Adam optimizer goes haywire after 200k batches, training loss grows
I've been seeing a very strange behavior when training a network, where after a couple of 100k iterations (8 to 10 hours) of learning fine, everything breaks and the training loss grows:
The training data itself is randomized and spread across many .tfrecord files containing 1000 examples each, then shuffled again in the input stage and batched to 200 examples.
The background
I am designing a network that performs four different regression tasks at the same time, e.g. determining the likelihood of an object appearing in the image and simultanously determining its orientation. The network starts with a couple of convolutional layers, some with residual connections, and then branches into the four fully-connected segments.
Since the first regression results in a probability, I'm using cross entropy for the loss, whereas the others use classical L2 distance. However, due to their nature, the probability loss is around the order of 0..1, while the orientation losses can be much larger, say 0..10. I already normalized both input and output values and use clipping
normalized = tf.clip_by_average_norm(inferred.sin_cos, clip_norm=2.)
in cases where things can get really bad.
I've been (successfully) using the Adam optimizer to optimize on the tensor containing all distinct losses (rather than reduce_suming them), like so:
reg_loss = tf.reduce_sum(tf.get_collection(tf.GraphKeys.REGULARIZATION_LOSSES))
loss = tf.pack([loss_probability, sin_cos_mse, magnitude_mse, pos_mse, reg_loss])
optimizer = tf.train.AdamOptimizer(learning_rate=learning_rate,
epsilon=self.params.adam_epsilon)
op_minimize = optimizer.minimize(loss, global_step=global_step)
In order to display the results in TensorBoard, I then actually do
loss_sum = tf.reduce_sum(loss)
for a scalar summary.
Adam is set to learning rate 1e-4 and epsilon 1e-4 (I see the same behavior with the default value for epislon and it breaks even faster when I keep the learning rate on 1e-3). Regularization also has no influence on this one, it does this sort-of consistently at some point.
I should also add that stopping the training and restarting from the last checkpoint - implying that the training input files are shuffled again as well - results in the same behavior.
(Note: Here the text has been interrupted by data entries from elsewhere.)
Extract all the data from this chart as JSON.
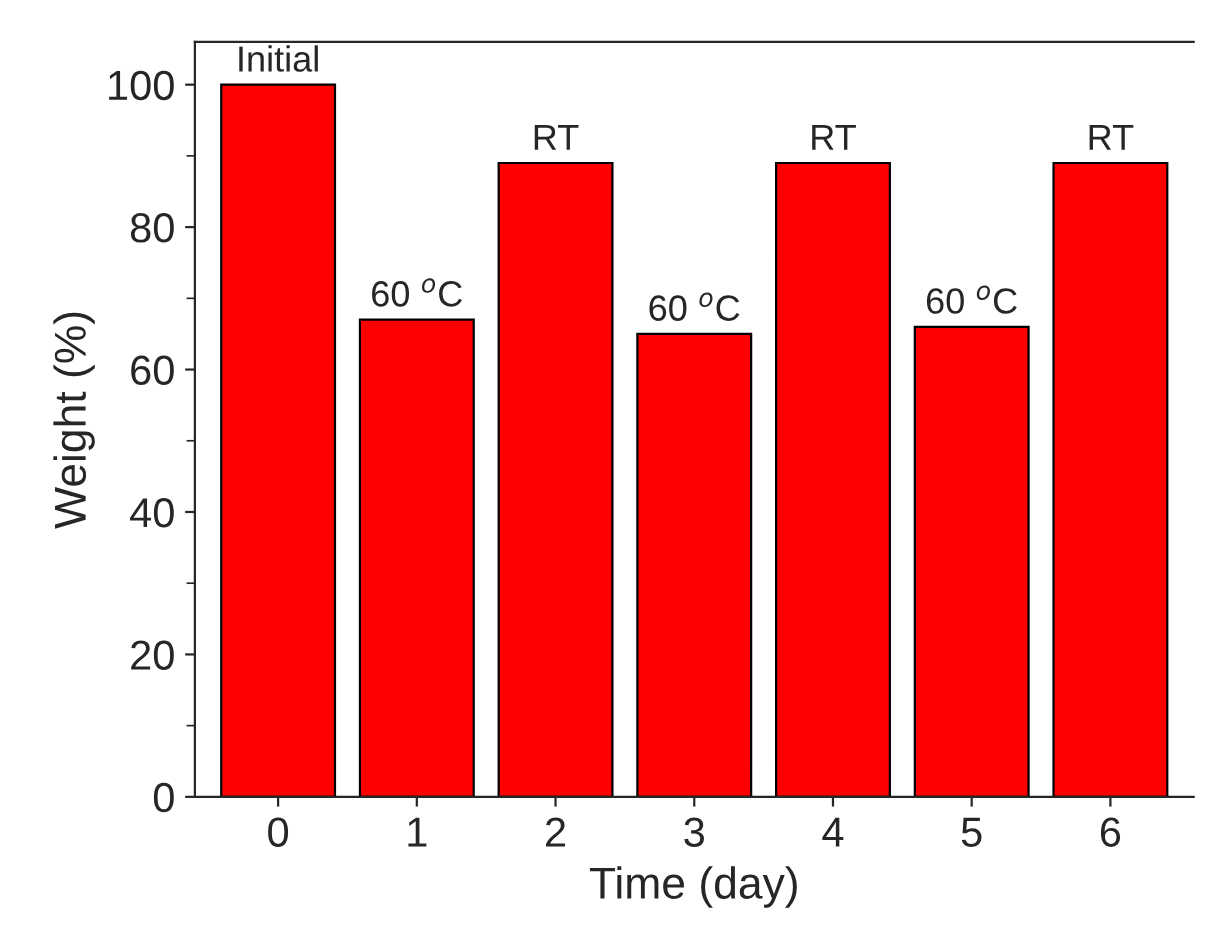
{
  "chart_data": {
    "type": "bar",
    "xlabel": "Time (day)",
    "ylabel": "Weight (%)",
    "categories": [
      "0",
      "1",
      "2",
      "3",
      "4",
      "5",
      "6"
    ],
    "values": [
      100,
      67,
      89,
      65,
      89,
      66,
      89
    ],
    "color": "#ff0000",
    "ylim": [
      0,
      106
    ],
    "yticks": [
      0,
      20,
      40,
      60,
      80,
      100
    ],
    "annotations": [
      {
        "text": "Initial",
        "x": "0",
        "y": 100
      },
      {
        "text": "60 $^{o}$C",
        "x": "1",
        "y": 67
      },
      {
        "text": "RT",
        "x": "2",
        "y": 89
      },
      {
        "text": "60 $^{o}$C",
        "x": "3",
        "y": 65
      },
      {
        "text": "RT",
        "x": "4",
        "y": 89
      },
      {
        "text": "60 $^{o}$C",
        "x": "5",
        "y": 66
      },
      {
        "text": "RT",
        "x": "6",
        "y": 89
      }
    ]
  }
}
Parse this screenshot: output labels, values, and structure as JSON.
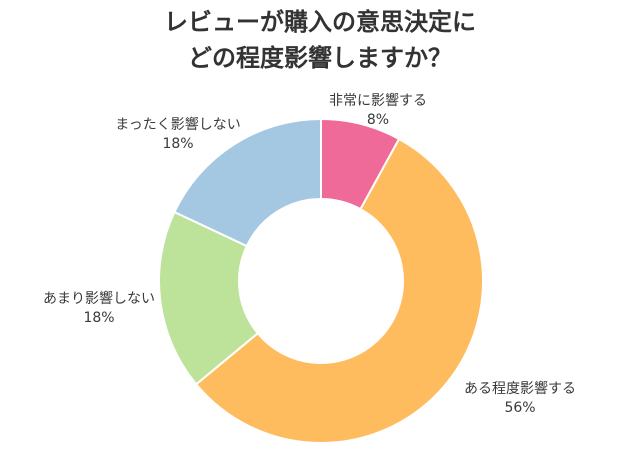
{
  "chart_data": {
    "type": "pie",
    "donut": true,
    "title_lines": [
      "レビューが購入の意思決定に",
      "どの程度影響しますか？"
    ],
    "slices": [
      {
        "label": "非常に影響する",
        "value": 8,
        "value_label": "8%",
        "color": "#f06a99"
      },
      {
        "label": "ある程度影響する",
        "value": 56,
        "value_label": "56%",
        "color": "#ffbc5f"
      },
      {
        "label": "あまり影響しない",
        "value": 18,
        "value_label": "18%",
        "color": "#bde39a"
      },
      {
        "label": "まったく影響しない",
        "value": 18,
        "value_label": "18%",
        "color": "#a4c7e2"
      }
    ],
    "legend": "none"
  }
}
The training always seems to behave similarly at that point.
Answer
Yes. This is a known problem of Adam.
The equations for Adam are
t <- t + 1
lr_t <- learning_rate * sqrt(1 - beta2^t) / (1 - beta1^t)
m_t <- beta1 * m_{t-1} + (1 - beta1) * g
v_t <- beta2 * v_{t-1} + (1 - beta2) * g * g
variable <- variable - lr_t * m_t / (sqrt(v_t) + epsilon)
where m is an exponential moving average of the mean gradient and v is an exponential moving average of the squares of the gradients. The problem is that when you have been training for a long time, and are close to the optimal, then v can become very small. If then all of a sudden the gradients starts increasing again it will be divided by a very small number and explode.
By default beta1=0.9 and beta2=0.999. So m changes much more quickly than v. So m can start being big again while v is still small and cannot catch up.
To remedy to this problem you can increase epsilon which is 10-8 by default. Thus stopping the problem of dividing almost by 0.
Depending on your network, a value of epsilon in 0.1, 0.01, or 0.001 might be good.